Question

Predict the electron pair geometry, the molecular shape, and the bond angle for a carbon disulfide molecule, \(\mathrm{CS}_{2}\), using VSEPR theory.

Short answer

The electron pair geometry and molecular shape of \( \text{CS}_2 \) is linear with a bond angle of \( 180^\circ \).

Step-by-step solution

Identifying the Central Atom

In the molecule \( \text{CS}_2 \), carbon \( (\text{C}) \) is the central atom because it is less electronegative than sulfur and typically forms the backbone of organic molecules.

Counting Valence Electrons

Carbon has 4 valence electrons and each sulfur has 6. Adding them gives a total of \( 4 + 6 + 6 = 16 \) valence electrons.

Determining Electron Pair Geometry

Carbon forms double bonds with each sulfur, using 8 of the 16 valence electrons, leaving no lone pairs on the carbon. Hence, with 2 regions of electron density, the electron pair geometry is linear.

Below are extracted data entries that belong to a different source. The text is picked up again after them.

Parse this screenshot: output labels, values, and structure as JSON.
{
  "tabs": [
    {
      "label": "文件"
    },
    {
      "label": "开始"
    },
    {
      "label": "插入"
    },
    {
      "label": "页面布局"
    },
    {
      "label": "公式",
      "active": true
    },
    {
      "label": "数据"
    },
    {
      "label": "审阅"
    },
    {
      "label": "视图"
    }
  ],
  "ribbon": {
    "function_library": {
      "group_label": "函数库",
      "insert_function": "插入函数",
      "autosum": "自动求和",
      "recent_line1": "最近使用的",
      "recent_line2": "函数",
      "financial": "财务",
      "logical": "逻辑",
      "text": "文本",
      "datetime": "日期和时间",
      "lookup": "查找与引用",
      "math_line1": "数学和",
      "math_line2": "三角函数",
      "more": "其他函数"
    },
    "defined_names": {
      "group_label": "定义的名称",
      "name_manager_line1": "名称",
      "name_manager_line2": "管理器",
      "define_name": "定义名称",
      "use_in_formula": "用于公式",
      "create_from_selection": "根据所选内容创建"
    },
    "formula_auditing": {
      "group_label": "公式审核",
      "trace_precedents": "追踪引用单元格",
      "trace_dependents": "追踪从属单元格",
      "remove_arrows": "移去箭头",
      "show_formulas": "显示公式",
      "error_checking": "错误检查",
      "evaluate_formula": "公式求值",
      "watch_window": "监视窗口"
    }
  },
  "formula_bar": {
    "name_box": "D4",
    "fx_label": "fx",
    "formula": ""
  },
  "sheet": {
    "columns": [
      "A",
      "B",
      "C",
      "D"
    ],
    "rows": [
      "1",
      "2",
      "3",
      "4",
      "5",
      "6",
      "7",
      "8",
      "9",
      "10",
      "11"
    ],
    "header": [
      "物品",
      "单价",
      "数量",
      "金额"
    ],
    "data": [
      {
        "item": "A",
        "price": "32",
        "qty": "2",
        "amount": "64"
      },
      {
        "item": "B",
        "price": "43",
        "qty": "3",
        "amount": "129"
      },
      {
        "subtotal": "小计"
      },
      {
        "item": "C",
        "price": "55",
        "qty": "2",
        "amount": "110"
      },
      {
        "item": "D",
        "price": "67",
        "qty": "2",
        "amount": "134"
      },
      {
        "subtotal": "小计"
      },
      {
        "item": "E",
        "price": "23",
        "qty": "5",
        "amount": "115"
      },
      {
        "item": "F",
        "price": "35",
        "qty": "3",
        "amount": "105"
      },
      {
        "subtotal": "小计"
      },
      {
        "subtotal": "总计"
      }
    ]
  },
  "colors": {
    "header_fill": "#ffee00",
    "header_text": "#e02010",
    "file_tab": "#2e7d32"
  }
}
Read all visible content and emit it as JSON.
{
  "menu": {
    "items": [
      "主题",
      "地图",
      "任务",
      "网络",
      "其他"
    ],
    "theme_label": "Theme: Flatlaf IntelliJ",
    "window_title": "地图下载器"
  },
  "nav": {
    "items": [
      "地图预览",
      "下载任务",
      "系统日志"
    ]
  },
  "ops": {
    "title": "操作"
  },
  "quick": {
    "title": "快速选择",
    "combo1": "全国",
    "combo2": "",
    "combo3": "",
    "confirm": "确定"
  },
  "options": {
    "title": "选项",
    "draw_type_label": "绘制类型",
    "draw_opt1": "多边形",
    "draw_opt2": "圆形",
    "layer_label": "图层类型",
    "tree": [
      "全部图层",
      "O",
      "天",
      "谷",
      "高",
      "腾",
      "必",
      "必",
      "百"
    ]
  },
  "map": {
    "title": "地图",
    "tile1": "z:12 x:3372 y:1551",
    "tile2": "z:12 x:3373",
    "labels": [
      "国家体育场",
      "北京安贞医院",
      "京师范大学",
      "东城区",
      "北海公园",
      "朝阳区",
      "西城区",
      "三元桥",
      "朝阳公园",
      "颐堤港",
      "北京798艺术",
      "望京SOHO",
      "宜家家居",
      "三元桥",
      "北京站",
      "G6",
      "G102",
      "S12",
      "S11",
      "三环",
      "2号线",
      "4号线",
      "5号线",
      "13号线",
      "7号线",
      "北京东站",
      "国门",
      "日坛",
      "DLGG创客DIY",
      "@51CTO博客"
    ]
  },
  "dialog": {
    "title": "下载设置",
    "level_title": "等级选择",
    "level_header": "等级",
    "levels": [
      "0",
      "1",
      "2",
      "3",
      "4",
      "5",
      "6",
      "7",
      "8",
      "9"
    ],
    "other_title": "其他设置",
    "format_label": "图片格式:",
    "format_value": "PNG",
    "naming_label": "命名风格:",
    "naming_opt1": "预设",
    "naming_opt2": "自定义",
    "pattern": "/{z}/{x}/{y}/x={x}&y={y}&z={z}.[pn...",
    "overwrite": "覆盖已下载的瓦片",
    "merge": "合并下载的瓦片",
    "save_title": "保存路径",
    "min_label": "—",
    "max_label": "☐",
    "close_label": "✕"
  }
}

Predicting Molecular Shape

With no lone pairs on the central atom and two double-bonded regions, the molecular shape of \( \text{CS}_2 \) is also linear, following the linear electron pair geometry.

Calculating Bond Angles

In a linear geometry, the bond angle between the double bonds on carbon is \( 180^\circ \). Hence, the \( \text{S-C-S} \) bond angle is \( 180^\circ \).

Key concepts

Electron Pair Geometry

The concept of electron pair geometry is central to understanding molecular structures. It refers to the spatial arrangement of all electron pairs—bonding and non-bonding—around the central atom.
In the case of a carbon disulfide (\(\text{CS}_2\)) molecule, VSEPR (Valence Shell Electron Pair Repulsion) theory is utilized to predict this arrangement.
According to VSEPR, electrons repel each other and thus arrange themselves as far apart as possible in three-dimensional space to minimize these repulsions.
Given a total of 16 valence electrons, carbon forms double bonds with each sulfur. This results in two regions of electron density: one for each double bond.
Since there are no lone pairs on the central carbon, the electron pair geometry of \(\text{CS}_2\) is linear. All electron regions are distributed symmetrically across a straight line, enabling the molecule to achieve its minimal energy configuration

Molecular Shape

Molecular shape refers to the arrangement of atoms in a molecule, determined by the electron pair geometry and the presence of any lone pairs.
In \(\text{CS}_2\), the absence of lone pairs on the carbon atom simplifies things—the molecular shape follows directly from its linear electron pair geometry.
Each sulfur atom is double-bonded to the carbon atom in such a way that the molecule stretches out into a straight line.
Because there are no lone pairs to alter the configuration, both the electron pair geometry and molecular shape in this molecule coincide as linear.
Common examples of linear molecules include other simple diatomic molecules like \(\text{CO}_2\), which share similar geometrical characteristics.

Bond Angle

The bond angle is the angle formed between two adjacent bonds originating from a central atom.
In VSEPR theory, the bond angle becomes predictable once you comprehend the electron pair geometry.
For the molecule \(\text{CS}_2\), which has a linear shape, the bond angle is clearly defined.
The sulfur-carbon-sulfur (\(\text{S-C-S}\)) bond angle measures \(180^\circ\). This is consistent with the linear electron pair geometry of the molecule, where the two double bonds spread out linearly around the central carbon atom, ensuring maximal separation due to electron repulsion.
Bond angles like \(180^\circ\) are indicative of a lack of steric hindrance or lone pairs, providing stability to the molecule.